CLOVERFIELD - MONSTRO

Nota 2,5 Fruto de uma excelente campanha de marketing, filme é um trash não assumido

Assim como Godzilla, King Kong e os dinossauros de Steven Spielberg um dia invadiram a cidade grande, seja ela qual for, destruindo tudo o que viam pela frente, mais uma criatura gigantesca tentou repetir a façanha. Cloverfield - Monstro tem como chamariz mais um desses animais gigantescos que aparecem de tempos em tempos para amedrontar as pessoas, mas não traz novidades. Talvez nisso esteja o segredo do projeto ter feito certo sucesso mundial (bem, no Brasil o longa não pegou, gerando mais expectativas que lucros).
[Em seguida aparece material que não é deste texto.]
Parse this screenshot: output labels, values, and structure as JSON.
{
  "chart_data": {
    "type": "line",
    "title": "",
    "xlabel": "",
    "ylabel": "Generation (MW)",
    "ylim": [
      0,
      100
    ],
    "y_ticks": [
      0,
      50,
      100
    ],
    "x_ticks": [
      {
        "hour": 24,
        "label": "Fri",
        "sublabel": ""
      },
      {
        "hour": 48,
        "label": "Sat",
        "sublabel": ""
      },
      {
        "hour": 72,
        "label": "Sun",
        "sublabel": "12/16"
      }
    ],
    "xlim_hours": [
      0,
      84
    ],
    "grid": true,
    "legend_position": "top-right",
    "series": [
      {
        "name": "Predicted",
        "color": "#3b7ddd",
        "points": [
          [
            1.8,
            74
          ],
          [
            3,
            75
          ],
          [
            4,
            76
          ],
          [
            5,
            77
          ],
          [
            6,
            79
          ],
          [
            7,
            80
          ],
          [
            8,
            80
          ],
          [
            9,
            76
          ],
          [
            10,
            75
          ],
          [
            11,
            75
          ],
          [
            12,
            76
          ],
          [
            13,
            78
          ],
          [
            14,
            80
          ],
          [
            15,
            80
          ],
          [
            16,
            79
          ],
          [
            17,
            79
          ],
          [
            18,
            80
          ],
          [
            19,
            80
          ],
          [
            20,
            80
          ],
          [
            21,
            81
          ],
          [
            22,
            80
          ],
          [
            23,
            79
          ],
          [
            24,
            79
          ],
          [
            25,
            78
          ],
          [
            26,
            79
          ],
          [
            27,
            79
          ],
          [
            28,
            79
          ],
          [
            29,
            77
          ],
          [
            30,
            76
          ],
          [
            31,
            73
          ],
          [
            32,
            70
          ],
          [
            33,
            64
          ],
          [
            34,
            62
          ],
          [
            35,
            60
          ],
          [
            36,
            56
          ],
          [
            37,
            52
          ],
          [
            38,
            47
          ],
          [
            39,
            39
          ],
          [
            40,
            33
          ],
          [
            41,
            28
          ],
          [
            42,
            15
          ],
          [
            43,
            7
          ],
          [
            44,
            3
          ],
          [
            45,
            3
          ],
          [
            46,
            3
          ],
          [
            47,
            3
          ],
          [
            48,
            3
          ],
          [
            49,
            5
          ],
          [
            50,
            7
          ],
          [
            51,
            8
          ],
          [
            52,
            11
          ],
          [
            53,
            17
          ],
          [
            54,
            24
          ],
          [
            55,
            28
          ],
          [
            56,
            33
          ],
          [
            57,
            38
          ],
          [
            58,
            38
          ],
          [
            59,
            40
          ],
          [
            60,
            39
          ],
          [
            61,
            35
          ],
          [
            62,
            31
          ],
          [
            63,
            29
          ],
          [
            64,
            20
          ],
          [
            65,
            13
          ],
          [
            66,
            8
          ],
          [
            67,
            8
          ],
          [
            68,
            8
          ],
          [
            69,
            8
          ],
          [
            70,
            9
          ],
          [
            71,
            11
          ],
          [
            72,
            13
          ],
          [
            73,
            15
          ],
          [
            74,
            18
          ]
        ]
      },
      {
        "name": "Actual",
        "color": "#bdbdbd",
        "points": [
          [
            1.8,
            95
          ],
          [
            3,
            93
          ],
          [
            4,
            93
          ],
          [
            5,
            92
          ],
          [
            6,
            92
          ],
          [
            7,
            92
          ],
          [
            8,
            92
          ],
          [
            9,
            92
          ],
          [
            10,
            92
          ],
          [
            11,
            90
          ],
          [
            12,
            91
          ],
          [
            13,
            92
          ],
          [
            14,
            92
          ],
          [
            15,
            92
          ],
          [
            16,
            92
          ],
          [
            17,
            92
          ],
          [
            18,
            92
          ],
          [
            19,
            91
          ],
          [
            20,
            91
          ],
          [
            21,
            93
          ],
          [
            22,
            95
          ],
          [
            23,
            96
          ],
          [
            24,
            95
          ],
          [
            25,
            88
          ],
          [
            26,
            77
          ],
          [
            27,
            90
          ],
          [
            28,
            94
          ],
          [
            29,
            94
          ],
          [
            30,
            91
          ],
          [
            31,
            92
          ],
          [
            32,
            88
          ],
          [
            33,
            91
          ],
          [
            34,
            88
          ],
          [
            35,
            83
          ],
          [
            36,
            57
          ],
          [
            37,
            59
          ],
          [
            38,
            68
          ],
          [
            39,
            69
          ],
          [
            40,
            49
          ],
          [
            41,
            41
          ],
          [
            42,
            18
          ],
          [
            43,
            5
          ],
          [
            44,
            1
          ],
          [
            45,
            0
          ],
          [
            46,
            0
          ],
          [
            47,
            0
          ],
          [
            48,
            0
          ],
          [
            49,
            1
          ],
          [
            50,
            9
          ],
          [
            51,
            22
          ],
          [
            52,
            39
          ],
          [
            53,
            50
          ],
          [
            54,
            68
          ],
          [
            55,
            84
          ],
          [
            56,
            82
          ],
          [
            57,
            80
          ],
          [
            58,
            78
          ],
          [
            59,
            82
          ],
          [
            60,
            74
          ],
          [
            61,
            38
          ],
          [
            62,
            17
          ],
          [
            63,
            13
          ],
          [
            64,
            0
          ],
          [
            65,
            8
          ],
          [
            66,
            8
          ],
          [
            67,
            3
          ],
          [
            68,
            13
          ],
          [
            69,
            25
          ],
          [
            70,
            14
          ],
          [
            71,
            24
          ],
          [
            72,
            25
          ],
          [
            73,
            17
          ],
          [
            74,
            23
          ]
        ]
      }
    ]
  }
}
Coletaram referências que deram certo em outras produções do tipo e fizeram uma receita já aprovada pelo público, mas um tanto claustrofóbica e de certa forma com uma dose de inovação apesar de tudo. O grande objetivo do roteiro de Drew Goddard, estreando no cinema, era acompanhar um pequeno grupo de pessoas e ver como elas se comportam diante de uma situação de apuro extremo. O jovem Rob Hawkins (Michael Stahl-David) está de mudança para o Japão e por isso ganha uma festa surpresa dos amigos como presente de despedida. Para registrar esses momentos, seu amigo Hud (T.J Miller) faz uma gravação com câmera caseira com registros da festa e depoimentos das pessoas que estavam no local. Durante a filmagem, um susto. Uma explosão ocorre e depois seguem tremores, gritaria, barulhos ensurdecedores, queda de energia e mortes começam acontecer. O grupo corre para fora do salão e descobre que a cidade de Nova York está sendo destruída por uma criatura gigantesca. Agora, todos precisam correr para tentar achar algum lugar seguro para fugir dessa fera, mas todos os passos do grupo de amigos continuarão sendo registrados pelas lentes da câmera de Hud. Então o lance é esperar o bichão aparecer e descobrir quem será a próxima vítima? Aparentemente a ideia básica do longa pode ser resumida dessa forma, mas, como já dito, existe um interesse humano no caos que se instaura na narrativa e o longa também pode ser encarado como uma experiência diferenciada na maneira de contar e transformar em imagens uma história. A duração enxuta ajuda a dar ritmo ao filme e evitar que ele se torne uma experiência enfadonha, já que desde o início ficamos sabendo no que tudo isso vai dar.